To succeed in the Athina Ai interview process, you must demonstrate mastery across several key operational and behavioral domains. Below is a detailed breakdown of how we evaluate candidates and what strong performance looks like in each area.
Written Communication and Asynchronous Execution
Because our teams move quickly and rely heavily on documentation, your ability to write clearly is paramount. This area is evaluated directly through the written assessment stage, where you will be asked to synthesize complex project scenarios, draft stakeholder updates, or outline project plans. Strong performance means delivering documents that are logically structured, free of fluff, and immediately actionable for the reader.
Be ready to go over:
- Executive Summaries – Distilling a complex, multi-month project status into a brief update for leadership.
- Risk Mitigation Plans – Identifying potential project blockers and writing out clear, step-by-step contingency plans.
- Process Documentation – Explaining a new workflow or operational process to a cross-functional team clearly and persuasively.
- Advanced concepts (less common) – Drafting post-mortem reports for failed initiatives, or creating asynchronous alignment frameworks for remote teams.
Example questions or scenarios:
- "Draft a project update to the VP of Operations regarding a critical feature launch that is currently running two weeks behind schedule."
- "Review this disorganized set of project requirements and synthesize them into a clear, prioritized one-pager."
- "Explain how you would document a new Agile workflow for an engineering team that has never used formal sprint planning."
Cross-Functional Collaboration and Stakeholder Management
A Project Manager rarely works in a silo. You will be evaluated on your ability to build trust with engineers, product managers, and operations leaders. Interviewers, particularly during the VP of Operations round, will look for evidence that you can navigate disagreements, manage expectations, and keep diverse teams focused on a unified goal.
Be ready to go over:
- Managing Pushback – How you handle situations where engineering says a timeline is impossible, but leadership demands delivery.

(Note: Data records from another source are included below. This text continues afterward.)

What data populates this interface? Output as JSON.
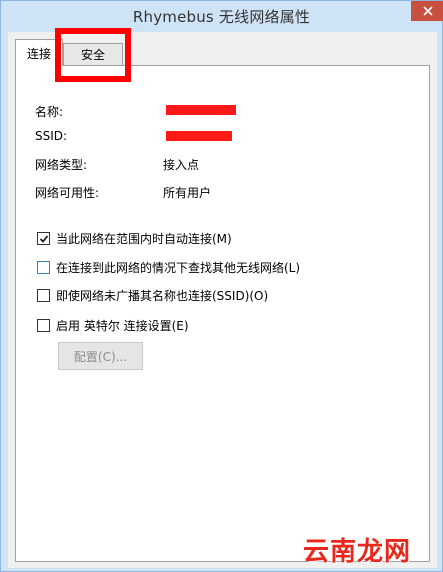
{
  "window": {
    "title": "Rhymebus 无线网络属性"
  },
  "tabs": [
    {
      "label": "连接",
      "active": true
    },
    {
      "label": "安全",
      "active": false
    }
  ],
  "info": [
    {
      "label": "名称:",
      "value": "",
      "redacted": true
    },
    {
      "label": "SSID:",
      "value": "",
      "redacted": true
    },
    {
      "label": "网络类型:",
      "value": "接入点"
    },
    {
      "label": "网络可用性:",
      "value": "所有用户"
    }
  ],
  "options": [
    {
      "label": "当此网络在范围内时自动连接(M)",
      "checked": true
    },
    {
      "label": "在连接到此网络的情况下查找其他无线网络(L)",
      "checked": false
    },
    {
      "label": "即使网络未广播其名称也连接(SSID)(O)",
      "checked": false
    },
    {
      "label": "启用 英特尔 连接设置(E)",
      "checked": false
    }
  ],
  "buttons": {
    "configure": "配置(C)..."
  },
  "watermark": "云南龙网",
  "colors": {
    "highlight_box": "#ff0000",
    "redaction": "#ff1a1a",
    "title_bar": "#cfe3f6",
    "close_button": "#c7503f"
  }
}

- Aligning Priorities – Balancing the operational needs of the business with the technical constraints of the development team.

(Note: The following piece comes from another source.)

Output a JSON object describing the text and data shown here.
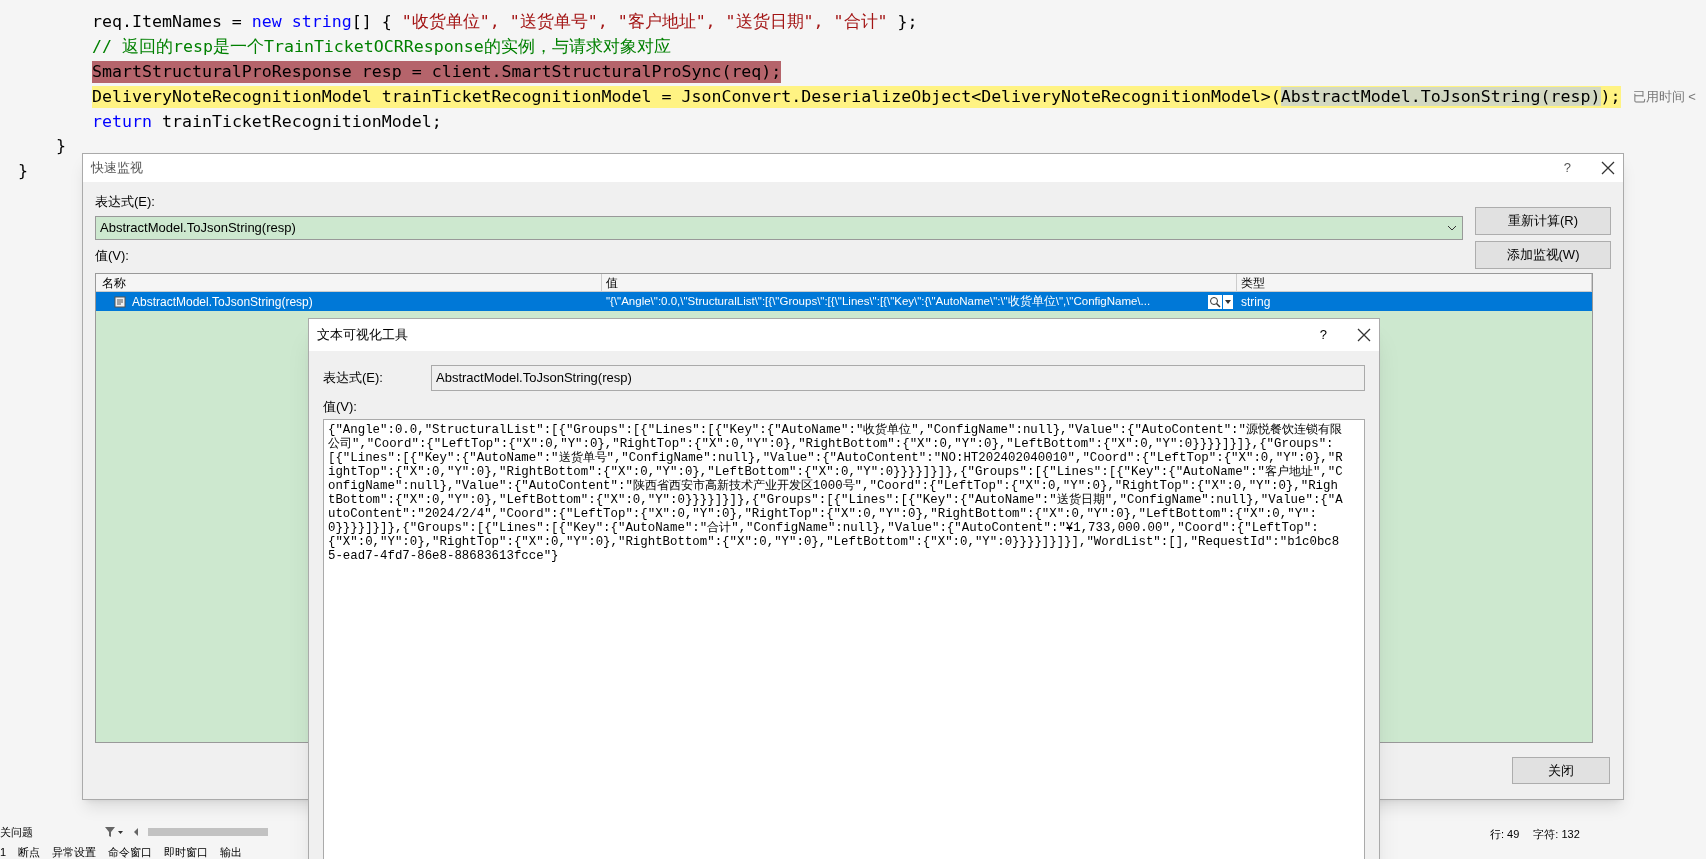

- Influencing Without Authority – Motivating team members who do not report directly to you to meet crucial deadlines.
- Advanced concepts (less common) – Managing vendor relationships or driving alignment across external partners and internal stakeholders.
Example questions or scenarios:
- "Tell me about a time you had to deliver bad news to a senior stakeholder. How did you prepare, and what was the outcome?"

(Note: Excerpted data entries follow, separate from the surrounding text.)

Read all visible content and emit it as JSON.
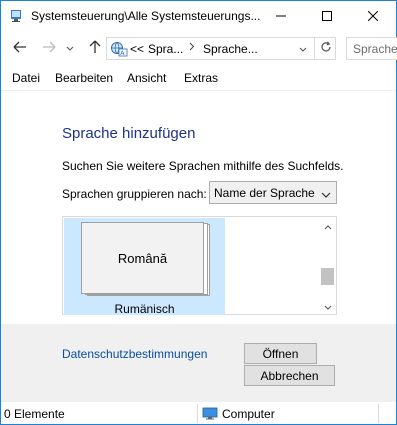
{
  "window": {
    "title": "Systemsteuerung\\Alle Systemsteuerungs..."
  },
  "address": {
    "overflow": "<<",
    "crumbs": [
      "Spra...",
      "Sprache..."
    ],
    "search_placeholder": "Sprache"
  },
  "menu": {
    "items": [
      "Datei",
      "Bearbeiten",
      "Ansicht",
      "Extras"
    ]
  },
  "content": {
    "heading": "Sprache hinzufügen",
    "description": "Suchen Sie weitere Sprachen mithilfe des Suchfelds.",
    "group_label": "Sprachen gruppieren nach:",
    "group_value": "Name der Sprache",
    "languages": [
      {
        "native": "Română",
        "name": "Rumänisch",
        "selected": true
      }
    ]
  },
  "footer": {
    "privacy_link": "Datenschutzbestimmungen",
    "open_button": "Öffnen",
    "cancel_button": "Abbrechen"
  },
  "status": {
    "count": "0 Elemente",
    "zone": "Computer"
  },
  "colors": {
    "accent": "#1883d7",
    "heading": "#1e3287",
    "selection": "#cce8ff",
    "link": "#0a4ea1",
    "footer_bg": "#f0f0f0"
  }
}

- "How do you handle a situation where two key engineers fundamentally disagree on the technical approach to a project you are managing?"
- "Describe a scenario where you had to push a team to meet a tight deadline without burning them out."
Project Lifecycle and Risk Management
This area tests your core "hard skills" as a project manager. We want to see how you initiate, plan, execute, monitor, and close projects. Interviewers will assess your familiarity with different project management methodologies and your ability to foresee risks before they materialize into major blockers.
Be ready to go over:
- Methodology Selection – Knowing when to apply Agile, Scrum, Kanban, or Waterfall methodologies based on the project's needs.
- Scope Creep Management – Identifying when a project is expanding beyond its original parameters and taking steps to rein it in.
- Resource Allocation – Ensuring that your team has the right tools, time, and personnel to complete their tasks efficiently.
- Advanced concepts (less common) – Capacity planning across multiple concurrent enterprise-level deployments.
Example questions or scenarios:
- "Walk me through how you build a project plan from scratch when the initial requirements are highly ambiguous."
- "Tell me about a time a project you were managing experienced significant scope creep. How did you address it?"
- "What metrics or KPIs do you track to ensure a project is healthy and on schedule?"